Detrital zircon geochronology of high-grade metasedimentary rocks: The eclogite type unit (Eastern Alps, Europe)

Determining the depositional age of high-grade metamorphic metasedimentary terrains remains a major challenge; without reasonable age assignments, these units cannot be accurately incorporated into geodynamic models. The U-Pb zircon system is used to date such units, but recrystallization during high-grade metamorphism often obscures primary age signals. Furthermore, the lithologic dependencies of neomorphic zircons are uncertain.
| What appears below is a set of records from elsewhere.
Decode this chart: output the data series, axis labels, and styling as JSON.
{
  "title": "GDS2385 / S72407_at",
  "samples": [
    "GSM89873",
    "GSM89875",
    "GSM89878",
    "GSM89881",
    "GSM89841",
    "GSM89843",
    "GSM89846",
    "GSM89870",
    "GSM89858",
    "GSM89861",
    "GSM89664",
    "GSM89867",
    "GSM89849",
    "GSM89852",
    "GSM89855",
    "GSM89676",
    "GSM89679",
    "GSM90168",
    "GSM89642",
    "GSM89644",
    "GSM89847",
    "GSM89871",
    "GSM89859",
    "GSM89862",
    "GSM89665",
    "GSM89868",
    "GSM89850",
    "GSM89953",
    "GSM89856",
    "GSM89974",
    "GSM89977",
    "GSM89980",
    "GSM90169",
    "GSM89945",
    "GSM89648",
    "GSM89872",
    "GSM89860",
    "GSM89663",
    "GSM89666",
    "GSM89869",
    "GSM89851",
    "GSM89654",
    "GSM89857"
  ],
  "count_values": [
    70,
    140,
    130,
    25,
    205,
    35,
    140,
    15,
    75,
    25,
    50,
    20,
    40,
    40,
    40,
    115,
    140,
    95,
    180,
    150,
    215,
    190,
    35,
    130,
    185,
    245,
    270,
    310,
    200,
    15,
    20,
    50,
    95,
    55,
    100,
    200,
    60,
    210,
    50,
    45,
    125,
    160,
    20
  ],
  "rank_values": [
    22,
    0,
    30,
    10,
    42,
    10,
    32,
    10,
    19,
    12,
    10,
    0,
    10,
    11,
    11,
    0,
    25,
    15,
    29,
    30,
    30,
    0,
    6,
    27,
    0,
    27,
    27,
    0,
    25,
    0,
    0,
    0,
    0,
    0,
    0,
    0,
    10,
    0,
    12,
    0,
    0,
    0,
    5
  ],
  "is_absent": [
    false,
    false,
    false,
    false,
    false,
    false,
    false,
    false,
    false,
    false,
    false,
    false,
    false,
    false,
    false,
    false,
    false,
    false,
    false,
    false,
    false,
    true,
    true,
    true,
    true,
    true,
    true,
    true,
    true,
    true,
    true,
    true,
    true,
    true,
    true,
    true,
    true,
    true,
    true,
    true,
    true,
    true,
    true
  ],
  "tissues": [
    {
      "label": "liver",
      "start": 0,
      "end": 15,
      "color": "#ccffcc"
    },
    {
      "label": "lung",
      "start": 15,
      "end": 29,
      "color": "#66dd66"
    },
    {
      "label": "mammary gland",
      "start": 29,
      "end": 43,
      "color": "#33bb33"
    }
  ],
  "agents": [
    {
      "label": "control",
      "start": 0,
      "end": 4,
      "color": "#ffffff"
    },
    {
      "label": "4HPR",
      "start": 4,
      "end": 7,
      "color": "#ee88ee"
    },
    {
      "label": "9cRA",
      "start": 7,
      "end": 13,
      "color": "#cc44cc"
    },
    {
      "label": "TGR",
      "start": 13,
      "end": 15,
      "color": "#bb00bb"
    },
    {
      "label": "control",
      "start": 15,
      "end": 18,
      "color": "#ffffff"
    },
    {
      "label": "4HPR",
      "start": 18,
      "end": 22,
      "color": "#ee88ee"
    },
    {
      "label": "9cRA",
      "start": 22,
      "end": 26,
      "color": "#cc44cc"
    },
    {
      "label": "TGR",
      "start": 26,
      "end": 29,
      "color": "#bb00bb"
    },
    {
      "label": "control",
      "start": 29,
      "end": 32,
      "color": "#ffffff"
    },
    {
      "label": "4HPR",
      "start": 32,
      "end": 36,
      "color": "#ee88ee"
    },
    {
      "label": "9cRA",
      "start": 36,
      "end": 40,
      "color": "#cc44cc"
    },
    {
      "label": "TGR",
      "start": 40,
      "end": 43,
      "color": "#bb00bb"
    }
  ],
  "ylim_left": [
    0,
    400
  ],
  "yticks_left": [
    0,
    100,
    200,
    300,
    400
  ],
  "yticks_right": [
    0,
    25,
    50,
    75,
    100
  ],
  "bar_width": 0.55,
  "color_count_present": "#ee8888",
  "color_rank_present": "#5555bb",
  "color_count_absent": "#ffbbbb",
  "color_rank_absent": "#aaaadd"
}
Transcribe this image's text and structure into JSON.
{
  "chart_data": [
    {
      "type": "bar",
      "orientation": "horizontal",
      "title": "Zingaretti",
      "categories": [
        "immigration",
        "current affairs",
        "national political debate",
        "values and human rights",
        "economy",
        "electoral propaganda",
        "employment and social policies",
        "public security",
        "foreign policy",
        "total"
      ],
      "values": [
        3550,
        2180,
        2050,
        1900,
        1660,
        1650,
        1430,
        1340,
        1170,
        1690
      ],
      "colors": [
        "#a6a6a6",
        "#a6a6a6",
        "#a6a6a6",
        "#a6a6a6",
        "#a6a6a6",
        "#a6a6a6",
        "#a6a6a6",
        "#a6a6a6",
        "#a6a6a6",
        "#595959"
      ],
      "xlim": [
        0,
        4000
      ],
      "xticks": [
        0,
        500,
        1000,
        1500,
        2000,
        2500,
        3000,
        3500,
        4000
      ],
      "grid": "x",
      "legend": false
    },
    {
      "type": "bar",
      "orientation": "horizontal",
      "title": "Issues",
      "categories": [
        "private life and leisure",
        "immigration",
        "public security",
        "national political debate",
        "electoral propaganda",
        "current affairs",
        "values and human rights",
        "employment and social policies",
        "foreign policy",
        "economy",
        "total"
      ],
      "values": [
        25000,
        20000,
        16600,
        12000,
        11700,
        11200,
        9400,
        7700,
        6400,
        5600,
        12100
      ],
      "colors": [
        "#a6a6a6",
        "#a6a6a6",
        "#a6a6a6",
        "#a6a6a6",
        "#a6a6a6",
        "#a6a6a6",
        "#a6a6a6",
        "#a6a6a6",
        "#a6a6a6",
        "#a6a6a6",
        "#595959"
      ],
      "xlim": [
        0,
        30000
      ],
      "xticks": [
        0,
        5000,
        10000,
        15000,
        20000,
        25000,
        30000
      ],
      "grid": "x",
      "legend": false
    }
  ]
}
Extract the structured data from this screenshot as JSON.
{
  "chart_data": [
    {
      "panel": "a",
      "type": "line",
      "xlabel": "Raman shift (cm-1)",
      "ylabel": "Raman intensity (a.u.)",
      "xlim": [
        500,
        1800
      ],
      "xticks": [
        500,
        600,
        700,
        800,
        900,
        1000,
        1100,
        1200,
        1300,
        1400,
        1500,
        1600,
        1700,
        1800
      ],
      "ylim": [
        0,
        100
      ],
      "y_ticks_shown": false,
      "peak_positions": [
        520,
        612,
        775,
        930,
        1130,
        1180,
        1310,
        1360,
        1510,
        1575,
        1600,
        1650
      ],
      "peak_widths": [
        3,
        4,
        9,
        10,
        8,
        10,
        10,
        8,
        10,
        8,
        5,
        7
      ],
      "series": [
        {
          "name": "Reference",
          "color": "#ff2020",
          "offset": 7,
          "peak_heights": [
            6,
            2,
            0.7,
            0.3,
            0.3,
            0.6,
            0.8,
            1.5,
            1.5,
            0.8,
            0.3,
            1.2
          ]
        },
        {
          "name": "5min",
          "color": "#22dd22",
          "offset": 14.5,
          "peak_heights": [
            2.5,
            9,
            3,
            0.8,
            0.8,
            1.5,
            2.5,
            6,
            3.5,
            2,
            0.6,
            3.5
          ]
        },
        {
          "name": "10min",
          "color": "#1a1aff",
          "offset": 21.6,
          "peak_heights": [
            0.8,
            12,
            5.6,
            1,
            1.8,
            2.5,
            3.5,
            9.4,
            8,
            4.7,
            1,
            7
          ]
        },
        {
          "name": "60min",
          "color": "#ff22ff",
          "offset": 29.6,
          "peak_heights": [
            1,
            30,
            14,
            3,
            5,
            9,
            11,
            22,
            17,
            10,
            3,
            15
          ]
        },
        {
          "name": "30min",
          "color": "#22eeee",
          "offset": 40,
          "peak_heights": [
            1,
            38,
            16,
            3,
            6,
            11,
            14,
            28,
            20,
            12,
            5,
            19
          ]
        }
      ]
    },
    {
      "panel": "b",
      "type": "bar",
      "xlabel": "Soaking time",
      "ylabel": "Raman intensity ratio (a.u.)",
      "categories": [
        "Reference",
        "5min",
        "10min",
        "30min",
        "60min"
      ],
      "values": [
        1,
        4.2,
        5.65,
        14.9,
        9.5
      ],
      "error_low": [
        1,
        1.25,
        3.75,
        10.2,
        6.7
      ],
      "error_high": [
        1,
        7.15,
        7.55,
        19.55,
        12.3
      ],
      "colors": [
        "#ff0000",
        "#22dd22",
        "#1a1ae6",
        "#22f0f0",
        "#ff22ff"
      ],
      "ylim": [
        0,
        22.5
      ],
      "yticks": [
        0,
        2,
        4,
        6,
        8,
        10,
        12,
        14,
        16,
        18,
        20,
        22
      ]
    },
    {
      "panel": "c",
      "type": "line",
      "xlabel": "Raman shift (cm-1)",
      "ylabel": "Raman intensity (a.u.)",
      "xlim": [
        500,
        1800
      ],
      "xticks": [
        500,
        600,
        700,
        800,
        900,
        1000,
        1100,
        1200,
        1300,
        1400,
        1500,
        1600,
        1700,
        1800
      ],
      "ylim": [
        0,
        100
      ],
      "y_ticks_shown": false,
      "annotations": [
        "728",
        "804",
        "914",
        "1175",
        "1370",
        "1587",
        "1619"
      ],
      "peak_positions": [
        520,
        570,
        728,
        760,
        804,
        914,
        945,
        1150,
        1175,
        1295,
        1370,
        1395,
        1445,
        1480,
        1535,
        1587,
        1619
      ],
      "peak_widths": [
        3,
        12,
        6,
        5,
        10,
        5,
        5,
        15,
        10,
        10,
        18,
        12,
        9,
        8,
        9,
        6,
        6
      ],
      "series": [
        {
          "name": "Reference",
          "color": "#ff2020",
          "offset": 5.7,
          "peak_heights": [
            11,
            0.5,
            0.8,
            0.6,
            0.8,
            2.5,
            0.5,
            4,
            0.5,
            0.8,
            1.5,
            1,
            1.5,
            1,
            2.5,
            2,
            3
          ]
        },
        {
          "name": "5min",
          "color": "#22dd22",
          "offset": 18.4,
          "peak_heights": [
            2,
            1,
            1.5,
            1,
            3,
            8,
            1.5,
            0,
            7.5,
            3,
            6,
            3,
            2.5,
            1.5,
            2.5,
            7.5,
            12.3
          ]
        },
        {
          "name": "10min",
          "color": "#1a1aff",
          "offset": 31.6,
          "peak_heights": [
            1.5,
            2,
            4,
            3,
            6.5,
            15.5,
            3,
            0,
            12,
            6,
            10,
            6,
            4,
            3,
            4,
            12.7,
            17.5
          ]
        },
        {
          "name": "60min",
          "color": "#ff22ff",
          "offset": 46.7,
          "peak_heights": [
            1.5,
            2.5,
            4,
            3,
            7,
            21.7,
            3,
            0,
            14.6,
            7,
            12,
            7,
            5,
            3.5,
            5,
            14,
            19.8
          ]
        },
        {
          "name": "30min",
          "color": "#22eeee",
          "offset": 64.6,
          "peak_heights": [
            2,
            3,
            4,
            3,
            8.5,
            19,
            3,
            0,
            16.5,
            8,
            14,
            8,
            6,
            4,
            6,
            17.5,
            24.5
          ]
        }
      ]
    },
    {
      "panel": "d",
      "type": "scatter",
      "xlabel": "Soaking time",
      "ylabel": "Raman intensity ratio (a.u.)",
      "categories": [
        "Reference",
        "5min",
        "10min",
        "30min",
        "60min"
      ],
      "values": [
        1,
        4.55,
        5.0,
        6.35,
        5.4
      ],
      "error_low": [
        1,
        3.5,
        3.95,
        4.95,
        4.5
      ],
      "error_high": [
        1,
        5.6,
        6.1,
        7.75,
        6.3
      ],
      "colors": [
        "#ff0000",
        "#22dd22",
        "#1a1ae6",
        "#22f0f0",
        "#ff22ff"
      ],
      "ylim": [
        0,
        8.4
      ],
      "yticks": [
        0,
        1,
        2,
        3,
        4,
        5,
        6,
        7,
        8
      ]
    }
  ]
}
Answering these questions is essential for revealing the protolith age and evolutionary history of the Saualpe-Koralpe Complex in the Eastern Alps of Europe—for which the pre-Permian history was previously unknown. This unit was affected by early Late Cretaceous high-pressure (high-P) metamorphism (95−90 Ma; up to 2.4 GPa and 650−730 °C), which overprinted a Permian low-pressure/high-temperature (low-P/high-T) metamorphic event. Our U-Pb dating of detrital zircon from three distinct metasedimentary lithologies reveals three textural and age types: (1) nearly entirely reset zircons in mica-rich gneiss and micaschist that date the Cretaceous high-P metamorphism and subordinately the Permian low-P/high-T metamorphism, with almost no pre-Permian ages preserved in the cores; (2) zircons in mica-poor gneisses with broad rims reflecting Permian metamorphism and cores containing detrital age populations between ca. 960 Ma and ca. 320 Ma; and (3) zircons from quartzites that appear unaffected by either high-P or low-P/high-T metamorphism, yielding scattered detrital ages between 995 Ma and 460 Ma. Together, the youngest single detrital grains provide a maximum depositional age of ca. 320 Ma for the Saualpe-Koralpe Complex metasedimentary rocks. The Cretaceous metamorphic overprint also resulted in a spread of apparent ages between Permian and Cretaceous, interpreted as a fluid-mediated dissolution-precipitation process. In conclusion, quartzite samples should be the preferred target for detrital studies in high-grade metasedimentary terrains, whereas mica-rich and gneissic samples yield a convincing record of polymetamorphic overprinting.